It is difficult to say that what happened in 1969—the so-called Act of Free Choice—was carried out in accordance with international practice or captured the true democratic will of the West Papuan people. Despite the New York agreement explicitly requiring Indonesia to

“guarantee fully the rights, including the rights of free speech, free movement and of assembly, of the inhabitants of the area”,

that guarantee was not fulfilled, because Papuan political parties were banned at the time of the Act of Free Choice.

A one person, one vote system, which is international practice, was not granted. Instead 1,025 representatives were selected by the Indonesian military to vote on behalf of the Papuan people. The representatives voted unanimously in favour of Papua becoming part of Indonesia. However, numerous reports from foreign observers and Papuans suggest that it was not a free consultation. It is claimed that those who were selected for the vote were blackmailed into voting against independence by means of threats of violence against their person and their families. Representatives were taken away from their families and communities for several weeks before the consultation.

Diplomatic cables from the US ambassador to Indonesia reported at the time that the Act of Free Choice in West Papua

“is unfolding like a Greek tragedy, the conclusion preordained.”

The ambassador went on to say that the Indonesians

“cannot and will not permit any resolution other than continued inclusion”

of West Papua

“in Indonesia. Dissident activity is likely to increase as the climax is reached but the Indonesian armed forces will be able to contain it and, if necessary, suppress it.”

The ambassador continued by saying that the Indonesian armed forces had “no intention of allowing” West Papuan choice

“other than incorporation into Indonesia. Separation is unthinkable.”

British diplomats in the region took similar views and drew similar conclusions at the time.

In a House of Lords debate in 2004, the then Foreign Office Minister, Baroness Symons, made this admission in responding to the then Bishop of Oxford:

“He is right to say that there were 1,000 handpicked representatives and that they were largely coerced into declaring for inclusion in Indonesia.”—[Official Report, House of Lords, 13 December 2004; Vol. 667, c. 1084.]

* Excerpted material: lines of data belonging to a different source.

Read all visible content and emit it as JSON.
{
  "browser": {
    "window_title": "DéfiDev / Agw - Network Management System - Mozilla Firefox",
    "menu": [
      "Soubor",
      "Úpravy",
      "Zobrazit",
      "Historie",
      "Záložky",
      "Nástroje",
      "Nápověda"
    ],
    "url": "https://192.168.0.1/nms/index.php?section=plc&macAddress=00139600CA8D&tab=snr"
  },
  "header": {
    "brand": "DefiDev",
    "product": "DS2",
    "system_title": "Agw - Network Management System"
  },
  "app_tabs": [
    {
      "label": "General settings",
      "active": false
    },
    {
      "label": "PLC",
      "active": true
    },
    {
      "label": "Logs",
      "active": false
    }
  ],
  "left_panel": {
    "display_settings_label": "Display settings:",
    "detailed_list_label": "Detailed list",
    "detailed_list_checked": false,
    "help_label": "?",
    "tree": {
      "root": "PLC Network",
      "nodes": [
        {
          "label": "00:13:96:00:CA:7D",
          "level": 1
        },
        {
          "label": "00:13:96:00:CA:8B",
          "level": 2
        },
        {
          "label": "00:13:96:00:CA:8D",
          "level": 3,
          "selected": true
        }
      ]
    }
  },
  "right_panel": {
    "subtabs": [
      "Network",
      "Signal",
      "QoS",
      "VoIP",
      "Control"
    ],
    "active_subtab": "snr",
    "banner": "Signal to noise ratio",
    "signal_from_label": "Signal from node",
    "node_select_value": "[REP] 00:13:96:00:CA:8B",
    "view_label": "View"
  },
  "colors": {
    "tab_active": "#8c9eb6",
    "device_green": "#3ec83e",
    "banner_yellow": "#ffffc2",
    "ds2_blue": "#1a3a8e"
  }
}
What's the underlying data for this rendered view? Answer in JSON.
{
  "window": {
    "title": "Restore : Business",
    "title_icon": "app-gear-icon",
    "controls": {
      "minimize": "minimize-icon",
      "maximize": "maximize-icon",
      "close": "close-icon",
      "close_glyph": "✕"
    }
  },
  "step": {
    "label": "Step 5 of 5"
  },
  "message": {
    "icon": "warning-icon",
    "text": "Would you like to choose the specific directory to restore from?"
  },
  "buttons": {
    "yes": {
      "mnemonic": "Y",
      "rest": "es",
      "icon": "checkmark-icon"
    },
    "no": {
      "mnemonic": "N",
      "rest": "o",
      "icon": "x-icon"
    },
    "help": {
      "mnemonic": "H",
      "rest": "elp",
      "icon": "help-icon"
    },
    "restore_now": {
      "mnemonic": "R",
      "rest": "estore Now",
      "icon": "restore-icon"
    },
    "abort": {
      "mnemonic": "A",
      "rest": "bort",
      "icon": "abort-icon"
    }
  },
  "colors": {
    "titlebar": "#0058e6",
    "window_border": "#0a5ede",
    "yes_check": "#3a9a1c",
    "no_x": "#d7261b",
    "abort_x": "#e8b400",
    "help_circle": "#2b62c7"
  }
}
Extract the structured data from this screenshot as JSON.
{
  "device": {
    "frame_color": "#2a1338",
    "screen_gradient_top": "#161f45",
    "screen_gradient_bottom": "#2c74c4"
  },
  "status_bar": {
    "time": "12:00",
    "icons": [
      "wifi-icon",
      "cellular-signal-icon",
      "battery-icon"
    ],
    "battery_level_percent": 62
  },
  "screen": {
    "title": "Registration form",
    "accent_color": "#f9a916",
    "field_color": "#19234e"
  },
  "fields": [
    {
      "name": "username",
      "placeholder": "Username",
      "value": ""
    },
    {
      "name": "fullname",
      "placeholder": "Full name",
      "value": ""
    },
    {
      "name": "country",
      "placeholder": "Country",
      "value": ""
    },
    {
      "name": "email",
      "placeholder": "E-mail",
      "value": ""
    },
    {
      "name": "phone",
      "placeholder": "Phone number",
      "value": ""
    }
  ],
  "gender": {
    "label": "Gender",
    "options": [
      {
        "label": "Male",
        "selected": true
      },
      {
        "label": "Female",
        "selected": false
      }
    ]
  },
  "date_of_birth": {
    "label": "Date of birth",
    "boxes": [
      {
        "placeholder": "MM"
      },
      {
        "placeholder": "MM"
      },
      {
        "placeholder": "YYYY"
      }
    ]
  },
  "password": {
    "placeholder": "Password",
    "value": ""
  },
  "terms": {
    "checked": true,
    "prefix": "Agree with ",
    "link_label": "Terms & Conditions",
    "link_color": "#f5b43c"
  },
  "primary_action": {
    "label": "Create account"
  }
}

I would be interested to hear in due course from the Minister whether that is still the position of the UK Government, although I see no reason for it to have changed at this stage.

After making that admission, Baroness Symons went on to say that these things had occurred many decades ago and that, rather than dwelling on the past, it was important to look to the future and improve matters in the here and now. While I have some sympathy with that sentiment, it does perhaps miss the key point—that in the eyes of many West Papuans, the fundamental questions about the legitimacy of the so-called Act of Free Choice undermine the very legitimacy of Indonesian rule in West Papua.

We are now in the 50th anniversary year of the Act of Free Choice, which is understandably seen as an act of great injustice by the people of West Papua, who refer to it ironically as the “Act of No Choice”. In the past 50 years, the West Papuan people have been subjected to serious human rights violations, which have only fuelled and heightened that sense of injustice. Those human rights violations include the repression of free speech and peaceful assembly, impediments to a free press, arbitrary arrest, and even cases of torture and killings, as we have heard.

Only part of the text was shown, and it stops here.